The group delay results in this little monster:

\begin{align} \tau_{_{gd}}(\omega)&=\dfrac{{a_{_0}^2}\,\left({a_{_7}}{\omega^7}-{a_{_5}}{\omega^5}+{a_{_3}}{\omega^3}-{a_{_1}}w\right)\,\left(8{a_{_8}}{\omega^7}-6{a_{_6}}{\omega^5}+4{a_{_4}}{\omega^3}-2{a_{_2}}w\right)}{{a_{_0}^2}{{\left({a_{_8}}{\omega^8}-{a_{_6}}{\omega^6}+{a_{_4}}{\omega^4}-{a_{_2}}{\omega^2}+{a_{_0}}\right)}^2}+{a_{_0}^2}{{\left({a_{_7}}{\omega^7}-{a_{_5}}{\omega^5}+{a_{_3}}{\omega^3}-{a_{_1}}w\right)}^2}} \\ &-\dfrac{{a_{_0}^2}\,\left(7{a_{_7}}{\omega^6}-5{a_{_5}}{\omega^4}+3{a_{_3}}{\omega^2}-{a_{_1}}\right)\,\left({a_{_8}}{\omega^8}-{a_{_6}}{\omega^6}+{a_{_4}}{\omega^4}-{a_{_2}}{\omega^2}+{a_{_0}}\right)}{{a_{_0}^2}{{\left({a_{_8}}{\omega^8}-{a_{_6}}{\omega^6}+{a_{_4}}{\omega^4}-{a_{_2}}{\omega^2}+{a_{_0}}\right)}^2}+{a_{_0}^2}{{\left({a_{_7}}{\omega^7}-{a_{_5}}{\omega^5}+{a_{_3}}{\omega^3}-{a_{_1}}w\right)}^2}} \tag{14} \end{align}

Flat group delay all across the passband means all the derivatives until N-1 are zero.
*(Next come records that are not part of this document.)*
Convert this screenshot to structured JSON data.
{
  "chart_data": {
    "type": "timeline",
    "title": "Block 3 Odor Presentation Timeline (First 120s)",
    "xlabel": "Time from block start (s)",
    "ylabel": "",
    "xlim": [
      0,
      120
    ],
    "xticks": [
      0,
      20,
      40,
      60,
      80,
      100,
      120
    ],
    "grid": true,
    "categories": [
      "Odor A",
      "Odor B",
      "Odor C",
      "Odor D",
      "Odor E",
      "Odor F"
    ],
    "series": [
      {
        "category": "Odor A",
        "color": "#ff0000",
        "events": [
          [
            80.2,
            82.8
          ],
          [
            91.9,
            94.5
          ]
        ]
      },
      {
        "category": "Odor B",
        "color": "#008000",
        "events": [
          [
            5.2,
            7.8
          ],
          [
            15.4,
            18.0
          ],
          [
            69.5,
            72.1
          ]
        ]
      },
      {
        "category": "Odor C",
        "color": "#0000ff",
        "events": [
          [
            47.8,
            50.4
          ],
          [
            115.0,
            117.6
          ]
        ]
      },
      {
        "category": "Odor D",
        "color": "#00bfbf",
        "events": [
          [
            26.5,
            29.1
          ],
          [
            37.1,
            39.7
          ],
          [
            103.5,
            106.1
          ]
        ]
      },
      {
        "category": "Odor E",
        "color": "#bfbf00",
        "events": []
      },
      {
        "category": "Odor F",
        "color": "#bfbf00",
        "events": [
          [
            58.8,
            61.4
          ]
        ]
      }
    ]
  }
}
Thus the coefficient of the highest power in the denominator is 1, while all the coefficients of the same powers from the numerator and the denominator are equal, which means the following system of equations is formed:

\left\{\begin{aligned} a_{_0}a_{_1}&=a_{_0}^2 \\ a_{_1}a_{_2}-3a_{_0}a_{_3}&=a_{_1}^2-2a_{_0}a_{_2} \\ 5a_{_0}a_{_5}-3a_{_1}a_{_4}+a_{_2}a_{_3}&=2a_{_0}a_{_4}-2a_{_1}a_{_3}+a_{_2}^2 \\ -7a_{_0}a_{_7}+5a_{_1}a_{_6}-3a_{_2}a_{_5}+a_{_3}a_{_4}&=-2a_{_0}a_{_6}+2a_{_1}a_{_5}-2a_{_2}a_{_4}+a_{_3}^2 \\ -7a_{_1}a_{_8}+5a_{_2}a_{_7}-3a_{_3}a_{_6}+a_{_4}a_{_5}&=2a_{_0}a_{_8}-2a_{_1}a_{_7}+2a_{_2}a_{_6}-2a_{_3}a_{_5}+a_{_4}^2 \\ 5a_{_3}a_{_8}-3a_{_4}a_{_7}+a_{_5}a_{_6}&=-2a_{_2}a_{_8}+2a_{_3}a_{_7}-2a_{_4}a_{_6}+a_{_5}^2 \\ a_{_6}a_{_7}-3a_{_5}a_{_8}&=2a_{_4}a_{_8}-2a_{_5}a_{_7}+a_{_6}^2 \\ a_{_7}a_{_8}&=a_{_7}^2-2a_{_6}a_{_8} \end{aligned}\right. \tag{15}

Solving this results in a set of N solutions which quite literally ennumerate all the polynomials until N ($$\a_{_9}=0\$$):

$$\left\{\begin{matrix} {} & a_{_N} & a_{_{N-1}} & a_{_{N-2}} & a_{_{N-3}} & a_{_{N-4}} & a_{_{N-5}} & a_{_{N-6}} & a_{_{N-7}} \\ N=8 & 1 & 36 & 630 & 6930 & 51975 & 270270 & 945945 & 2027025 & 2027025 \\ N=7 & 1 & 28 & 378 & 3150 & 17325 & 62370 & 135135 & 135135 \\ N=6 & 1 & 21 & 210 & 1260 & 4725 & 10395 & 10395 & 0 \\ N=5 & 1 & 15 & 105 & 420 & 945 & 945 & 0 & 0 & 0 \\ N=4 & 1 & 10 & 45 & 105 & 105 & 0 & 0 & 0 & 0 \\ N=3 & 1 & 6 & 15 & 15 & 0 & 0 & 0 & 0 & 0 \\ N=2 & 1 & 3 & 3 & 0 & 0 & 0 & 0 & 0 & 0 \\ N=1 & 1 & 1 & 0 & 0 & 0 & 0 & 0 & 0 & 0 \\ N=0 & 1 & 0 & 0 & 0 & 0 & 0 & 0 & 0 & 0 \end{matrix}\right.$$

I don't know about you, but I find this beautiful.